Bu ayrışma, küresel ortalamanın mali riskteki önemli farklılıkları maskelediği anlamına geliyor. Gelişmiş ekonomiler yüksek borç seviyelerine sahip olsalar da, yüksek borç seviyelerini korumalarına olanak tanıyan derin yerel sermaye piyasaları ve rezerv para birimi konumundan faydalanıyorlar. Ancak, aşağı yönlü riskler devam ediyor. Yatırımcı duyarlılığında ani bir değişim, siyasi çıkmaz veya enflasyondaki bir artış, borçlanma maliyetlerini keskin bir şekilde artırabilir. Bu kadar büyük borç stoklarıyla, mütevazı faiz artışları bile faiz ödemelerini şişirebilir. Daha zayıf mali dayanaklara veya daha yavaş büyümeye sahip ülkeler, özellikle de kısmen ABD tarife artışlarının tetiklediği yavaş küresel büyüme, hükümetleri borçla beslenen teşviklere yeniden başvurmaya zorlarsa, daha keskin sürdürülebilirlik baskılarıyla karşı karşıya kalabilir.
Gelişmekte olan piyasalar farklı bir dizi riskle karşı karşıyadır. Hızlı borç birikimi, yatırımcı güvenini aşındırabilir ve mali sürdürülebilirlik ve gelecekteki ekonomik kalkınma konusunda şüphelere yol açabilir. Borç, daha yüksek milli gelirle "kendilerini amorti eden" üretken yatırımları finanse edebilirken, büyümenin borçlanma maliyetlerini aşacağının garantisi yoktur. Gelir artışı yetersiz kalırsa, hükümetlerin borçları karşılamak için yeni vergiler getirmesi veya harcamaları kısması gerekebilir; bu da uzun vadeli ekonomik büyümeyi engeller. Bu riskler, borçların şu anda gözlemlendiği gibi alışılmadık derecede yüksek bir hızda arttığında daha da artar ve bu da ulaşılması zor olabilecek önemli bir büyüme gerektirir. Gelişmekte olan piyasalardaki genel olarak daha zayıf mali kurumlar ve daha dar vergi tabanları göz önüne alındığında, büyüme sekteye uğrarsa veya küresel koşullar sıkılaşırsa, orta düzey borç seviyeleri bile sürdürülemez hale gelebilir.

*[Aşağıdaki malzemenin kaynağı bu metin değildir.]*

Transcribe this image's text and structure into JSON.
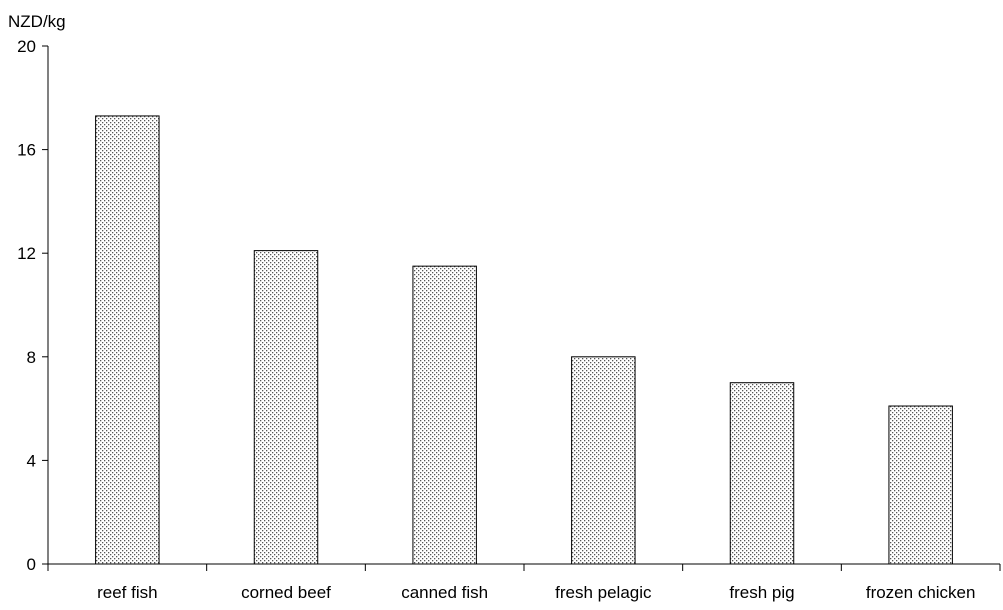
{
  "chart_data": {
    "type": "bar",
    "ylabel": "NZD/kg",
    "categories": [
      "reef fish",
      "corned beef",
      "canned fish",
      "fresh pelagic",
      "fresh pig",
      "frozen chicken"
    ],
    "values": [
      17.3,
      12.1,
      11.5,
      8.0,
      7.0,
      6.1
    ],
    "ylim": [
      0,
      20
    ],
    "yticks": [
      "0",
      "4",
      "8",
      "12",
      "16",
      "20"
    ],
    "grid": false,
    "legend": "none",
    "bar_fill": "#d9d9d9",
    "bar_stroke": "#000000"
  }
}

Ekonomistler olarak şu soruyu sormalıyız: Acaba fazla mı rehavete kapılmışız?
Borç, faydalı bir kaldıraç sağlar, ancak kaldıraç beraberinde risk de getirir. Bunu finansal bir düdüklü tencere gibi düşünün: Dışarıdan her şey sakin görünse bile, içeride sessizce ısı birikir. Kapağı kapalı kaldığı sürece güvende görünür ve arzu ettiğiniz nihai ürünü üretmeye devam eder. Ancak baskı artmaya devam eder ve kimse buharı serbest bırakmazsa, ani bir patlama riski çok gerçek olur. Tarih bize borç krizlerinin genellikle en beklenmedik anda patlak verdiğini hatırlatır. Hükümetler konsolidasyona devam etmeli, yatırımcılar tetikte olmalı ve politika yapıcılar borcun sadece bir istatistik değil, bir kısıtlama haline geldiği senaryolara hazırlıklı olmalıdır.